On 10/25/2011 4:31 AM, Victor Stinner wrote:
Le Mardi 25 Octobre 2011 09:09:56 vous avez écrit :
I propose to raise Unicode errors if a filename cannot be decoded on
Windows, instead of creating a bogus filenames with questions marks.

Can you please elaborate what APIs you are talking about exactly?

Basically, all functions processing filenames, so most functions of
posixmodule.c. Some examples:

This seems way too broad. From you previous posts, I presumed that you only propose to change behavior when the user asks for the bytes versions of a unicode name that cannot be properly converted to a bytes version.

- os.listdir():

os.listdir(unicode) works fine and should not be changed.
os.listdir(bytes) is what OP of issue wants changed.

FindFirstFileA, FindNextFileA, FindCloseA

There are not Python names. Are they Windows API names?

- os.lstat(): CreateFileA

This does not create a path and should not be changed as far as I can see.

- os.getcwdb():

This you might change.

> getcwd()

This should not be, as no bytes are involved.

- os.mkdir(): CreateDirectoryA
- os.chmod(): SetFileAttributesA

Like os.lstat, these accept only accept a path and should do what they are supposed to do.

If it's the byte APIs (i.e. using bytes as file names), then I'm -1 on
this proposal. People that explicitly use bytes for file names deserve
to get whatever exact platform semantics the platform has to offer. This
is true on Unix, and it is also true on Windows.

My proposition is a fix to user reported by a user:
http://bugs.python.org/issue13247

I want to keep the bytes API for backward compatibility, and it will still
work for non-ASCII characters, but only for non-ASCII characters encodable to
the ANSI code page.

In practice, characters not encodable to the ANSI code page are very rare.

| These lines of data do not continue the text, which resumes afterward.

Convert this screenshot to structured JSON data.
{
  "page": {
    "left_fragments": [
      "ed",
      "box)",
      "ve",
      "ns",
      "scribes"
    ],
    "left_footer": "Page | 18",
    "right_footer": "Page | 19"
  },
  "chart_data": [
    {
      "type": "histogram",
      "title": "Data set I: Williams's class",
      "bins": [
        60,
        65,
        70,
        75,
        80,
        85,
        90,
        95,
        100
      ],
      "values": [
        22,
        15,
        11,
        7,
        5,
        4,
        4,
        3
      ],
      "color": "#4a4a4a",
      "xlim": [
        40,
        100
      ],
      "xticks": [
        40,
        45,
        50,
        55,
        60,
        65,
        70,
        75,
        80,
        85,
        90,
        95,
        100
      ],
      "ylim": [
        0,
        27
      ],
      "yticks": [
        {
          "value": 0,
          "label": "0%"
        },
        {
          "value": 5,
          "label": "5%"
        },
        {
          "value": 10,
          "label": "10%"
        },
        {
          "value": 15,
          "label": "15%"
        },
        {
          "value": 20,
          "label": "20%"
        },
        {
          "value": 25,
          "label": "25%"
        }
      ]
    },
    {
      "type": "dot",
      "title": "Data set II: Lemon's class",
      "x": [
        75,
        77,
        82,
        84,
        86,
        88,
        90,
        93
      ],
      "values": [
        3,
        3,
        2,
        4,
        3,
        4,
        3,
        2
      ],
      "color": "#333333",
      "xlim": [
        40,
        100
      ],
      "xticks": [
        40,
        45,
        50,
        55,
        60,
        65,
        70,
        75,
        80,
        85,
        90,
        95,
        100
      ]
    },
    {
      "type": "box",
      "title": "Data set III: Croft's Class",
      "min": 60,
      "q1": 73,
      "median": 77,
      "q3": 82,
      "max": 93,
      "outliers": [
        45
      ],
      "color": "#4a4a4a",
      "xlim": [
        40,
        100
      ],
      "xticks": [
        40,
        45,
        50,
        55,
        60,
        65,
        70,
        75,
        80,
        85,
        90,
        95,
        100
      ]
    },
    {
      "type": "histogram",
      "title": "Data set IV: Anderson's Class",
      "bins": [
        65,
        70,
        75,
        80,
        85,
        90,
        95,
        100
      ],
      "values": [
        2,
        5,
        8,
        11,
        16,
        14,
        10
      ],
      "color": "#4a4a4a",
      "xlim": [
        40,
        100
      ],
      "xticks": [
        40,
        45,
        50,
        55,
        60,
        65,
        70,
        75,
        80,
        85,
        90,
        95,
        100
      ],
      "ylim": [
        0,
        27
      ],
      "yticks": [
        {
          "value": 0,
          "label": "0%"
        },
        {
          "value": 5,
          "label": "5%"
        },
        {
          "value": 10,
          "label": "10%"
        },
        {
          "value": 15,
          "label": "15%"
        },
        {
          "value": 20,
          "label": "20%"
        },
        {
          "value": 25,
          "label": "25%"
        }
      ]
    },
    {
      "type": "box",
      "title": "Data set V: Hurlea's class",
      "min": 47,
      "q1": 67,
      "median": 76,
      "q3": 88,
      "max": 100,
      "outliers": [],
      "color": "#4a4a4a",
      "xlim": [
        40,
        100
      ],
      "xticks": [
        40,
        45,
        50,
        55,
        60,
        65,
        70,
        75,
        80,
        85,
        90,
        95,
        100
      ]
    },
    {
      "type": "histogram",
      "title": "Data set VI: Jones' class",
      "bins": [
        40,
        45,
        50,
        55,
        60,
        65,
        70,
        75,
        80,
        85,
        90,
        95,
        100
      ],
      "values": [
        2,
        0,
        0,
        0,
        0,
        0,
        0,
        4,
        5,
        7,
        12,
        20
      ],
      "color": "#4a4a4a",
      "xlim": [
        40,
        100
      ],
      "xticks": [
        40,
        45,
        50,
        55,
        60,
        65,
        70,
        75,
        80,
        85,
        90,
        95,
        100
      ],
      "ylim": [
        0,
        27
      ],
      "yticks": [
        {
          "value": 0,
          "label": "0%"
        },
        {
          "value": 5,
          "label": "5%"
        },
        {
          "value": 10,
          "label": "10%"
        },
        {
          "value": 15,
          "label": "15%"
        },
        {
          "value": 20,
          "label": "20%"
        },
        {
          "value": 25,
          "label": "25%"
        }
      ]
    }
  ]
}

For
example: it's difficult to write such characters directly with the keyboard. I
bet that very few people will notify the change.

Actually, Windows makes switching keyboard setups rather easy once you enable the feature. It might be that people who routinely use non-'ansi' characters in file and directory names do not routinely ask for bytes versions thereof.

The doc says "All functions accepting path or file names accept both bytes and string objects, and result in an object of the same type, if a path or file name is returned." It does that now, though it says nothing about the encoding assumed for input bytes or used for output bytes. It does not mention raising exceptions, so doing so is a feature-change that would likely break code. Currently, exceptional situations are signalled with "'?' in returned_path" rather than with an exception object. It ('?') is a bad choice of signal though, given the other uses of '?' in paths.